Accordingly, workplace apps are becoming the glue that will connect every aspect of working life in the future, according to UnGroup’s Philip Ross, who talked about how the app-centric workplace will revolutionise connectivity in the workplace – from sparking serendipitous encounters among colleagues to wayfinding inside the office.
The app is all about experience, giving employees control of their environment and providing them with new opportunities within the organisation.
Enterprise City UK’s Daisey Barnes and Tim Gee exclusively revealed its new workplace app, Dot.The app, made in partnership with Happi, a new venture from UnGroup. This will provide connectivity and wayfinding functions within the biggest corporate floorplate in North England in the St Johns district development in Manchester.
Knowing your occupants
Some visions of the future are all encompassing.
‘The office should be your partner, butler, and mother all in one,’ argued Juan Antonio Casado of Liquid Squat at Accenture Design. By this, he meant the workspace should always know what the needs of the occupant are and adapt the space accordingly. For this to happen, Casado identified three key factors: user-centric experience, adaptable physical space and technology that works end-to-end.

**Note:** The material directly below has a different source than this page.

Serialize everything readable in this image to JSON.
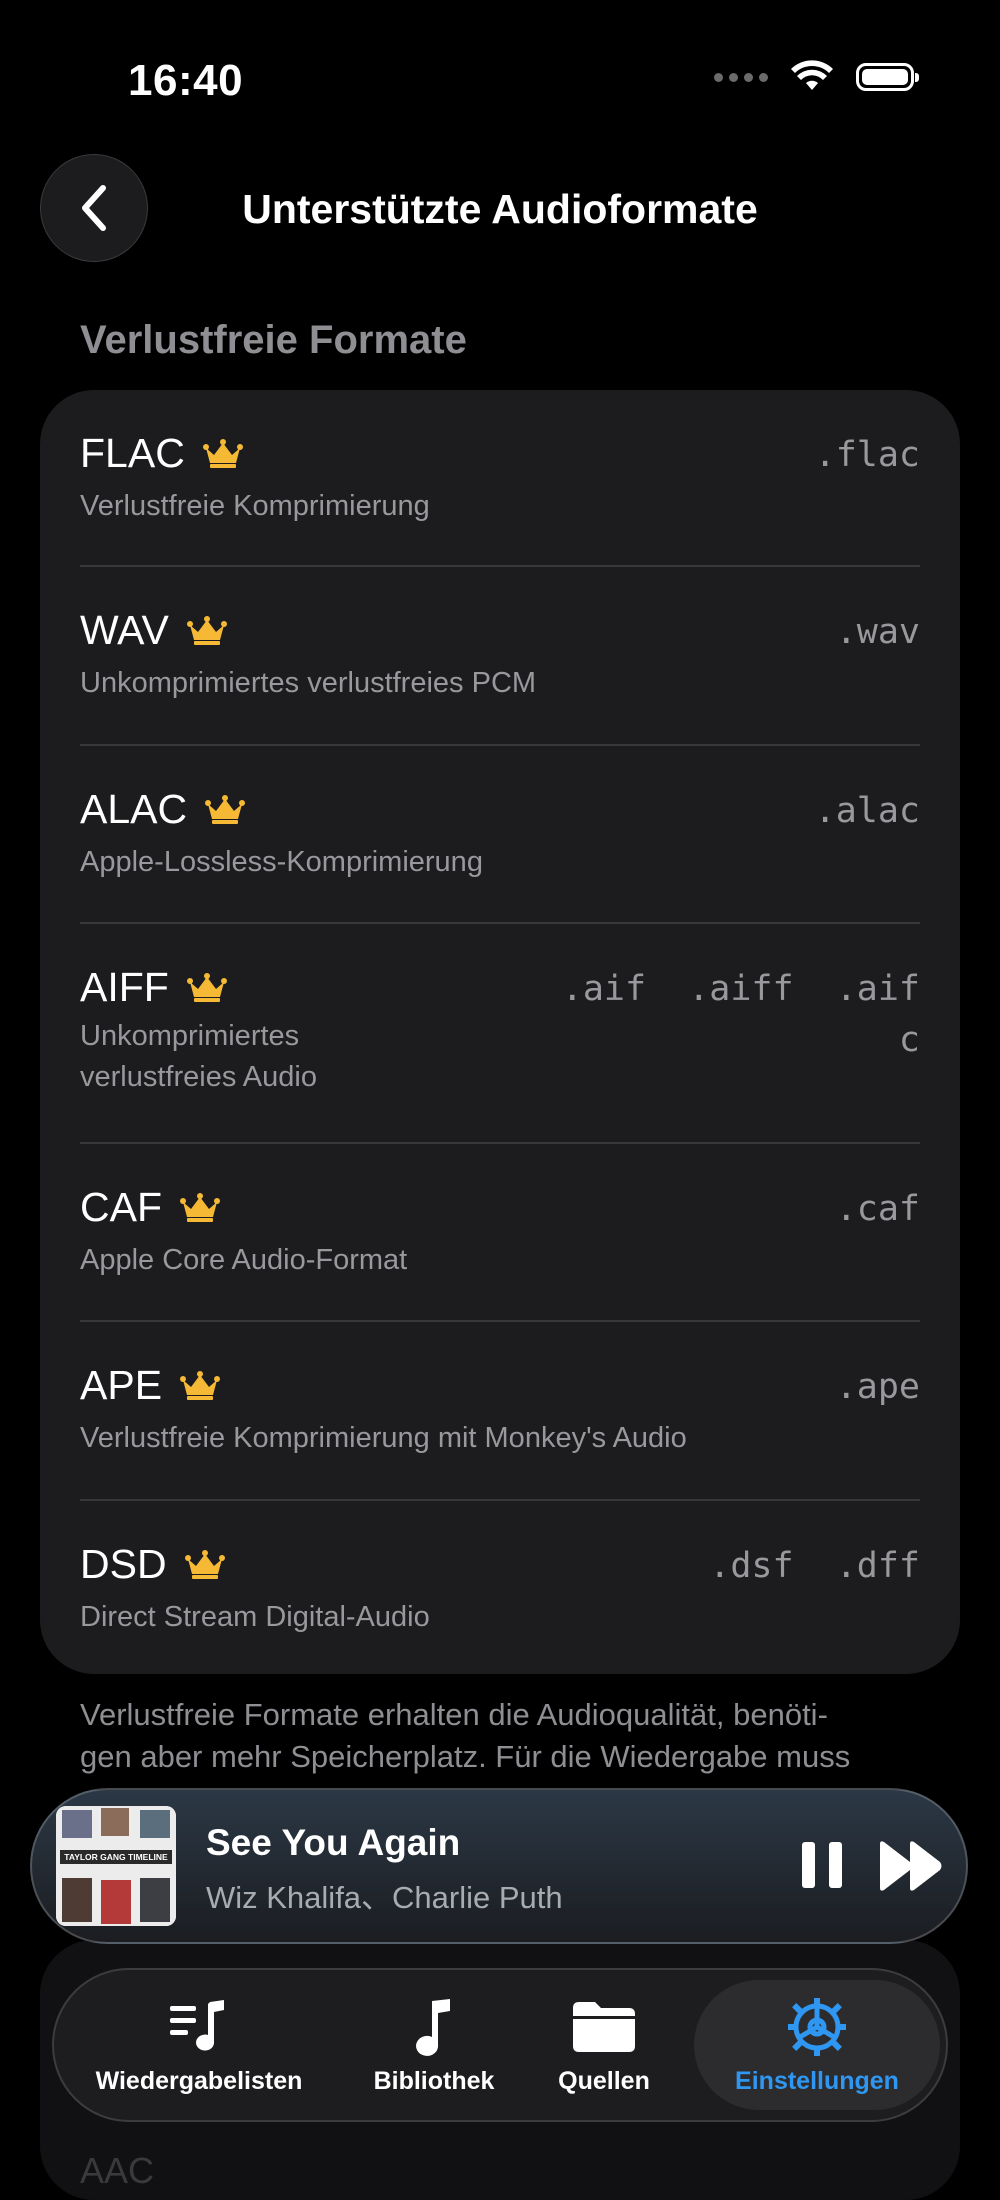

Luis Martin, CEO of Barrabés Biz, built on this by saying that technology, people, and culture are inter-linked as people use technology, which in turn changes their habits and behaviour, which changes the culture of an organisation.
The natural work world
Other visions of the future are focused less on tech than on nature, wellbeing and community.
Biophilic design expert Oliver Heath presented the fundamentals of the subject – to survive, thrive and flourish. His research focuses on people’s innate desire to be near nature and natural processes. He revealed that 85 per cent of workplaces are in urban environments, of which 47 per cent have no natural light and 58 per cent have no plants, despite a 15 per cent increase in productivity when plants are introduced into a building.
Susana Saiz of Arup discussed the WELL Community Standard, which incorporates air and water quality, nourishment, natural light, fitness, comfort, mental health, temperature, sound, materials and community. Corporates should aim to tick these boxes to become WELL Community certified.
Sandra Romain of Aguirre Newman said that we need more than mindfulness – we need to start preaching ‘kindfulness’. This is a people-centric approach that practices active listening to grow the organisation.
Monica Torres Fernandez of Santander Bank stated three key principles of successful change management: participation and listening, changing ways of communication, and a constant change management to support new ways of working.
And Key Portilla Kuramura of Studio Banana described how the new McCann Worldgroup HQ in Madrid was created with cluster ‘villages’ to enable employees to quickly form strong bonds with each other.
The hothouse conditions merely let a thousand flowers bloom…
While data and technology are constantly encouraging new ways of working, stronger cultures and better employee experience appear to be the over-arching goals for organisations today.
According to WORKTECH Madrid, what we really want from our future workplace is to hold several competing visions in the same frame of mind.
The hothouse conditions of the conference merely let a thousand flowers bloom.